Open thread

There’s hope for Texas yet.  “Controversial plans for eight new coal-fired power plants in Texas look likely to be scrapped as part of a proposed buyout of Dallas-based electricity generator TXU Corporation. The US$45-billion deal that has been announced between TXU and investors led by Kohlberg Kravis Roberts & Co. and Texas Pacific Group goes along with a change in the company’s stance on green issues. As well as revising its plans for new power stations, the company will commit itself to cut carbon-dioxide emissions back to 1990 levels by 2020 and adopt strict environmental rules.”  Yippee!  Many have been fighting TXU’s plans for some time considering how bad our air already is, so this buyout maneuver is timely and wise.  Let’s hope the deal goes through.

Festival of the Trees #9 is now available.  Head on over and enjoy a celebration of all things arboreal.

Increased Demand for Ivory Threatens Elephant Survival: “An international effort to halt the illegal killing of elephants for their ivory tusks has all but collapsed in most of Africa, leaving officials and advocates alarmed about the survival of the species.

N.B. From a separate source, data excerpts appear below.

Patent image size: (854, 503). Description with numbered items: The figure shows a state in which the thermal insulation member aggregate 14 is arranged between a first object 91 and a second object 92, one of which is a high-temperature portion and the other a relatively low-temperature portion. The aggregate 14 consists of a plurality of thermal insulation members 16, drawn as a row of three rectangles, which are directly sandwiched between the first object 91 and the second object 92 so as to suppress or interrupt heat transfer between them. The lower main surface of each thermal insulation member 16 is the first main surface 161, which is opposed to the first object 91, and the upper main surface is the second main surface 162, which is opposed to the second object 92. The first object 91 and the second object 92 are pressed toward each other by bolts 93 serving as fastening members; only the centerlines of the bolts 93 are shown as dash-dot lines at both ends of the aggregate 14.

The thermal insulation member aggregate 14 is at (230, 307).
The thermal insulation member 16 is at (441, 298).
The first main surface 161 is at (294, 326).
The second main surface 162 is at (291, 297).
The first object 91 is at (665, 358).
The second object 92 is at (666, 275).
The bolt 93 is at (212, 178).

A study released yesterday estimates that as many as 23,000 of the animals were slaughtered last year alone. A team of wildlife and law enforcement experts concluded that a widely hailed 1989 ban on international sales of ivory has been overwhelmed by exploding demand for ivory in Japan and newly rich China and declining support for anti-poaching programs.”  Disgusting!  And terribly disappointing.  Perhaps it’s time for me to start a new market for human teeth and bones—especially those of Asian descent taken only from recent kills.  What’s good for the goose…  Our species is pathetic.

For want of a dentist: This is why our country needs to fix the healthcare system to ensure everyone receives the treatment they need regardless of ability to pay.  It makes you wonder what right we have to refer to anyone else as Third World.  From the article:

Twelve-year-old Deamonte Driver died of a toothache Sunday.

A routine, $80 tooth extraction might have saved him.

If his mother had been insured.

If his family had not lost its Medicaid.

If Medicaid dentists weren’t so hard to find.

If his mother hadn’t been focused on getting a dentist for his brother, who had six rotted teeth.

By the time Deamonte’s own aching tooth got any attention, the bacteria from the abscess had spread to his brain, doctors said. After two operations and more than six weeks of hospital care, the Prince George’s County boy died.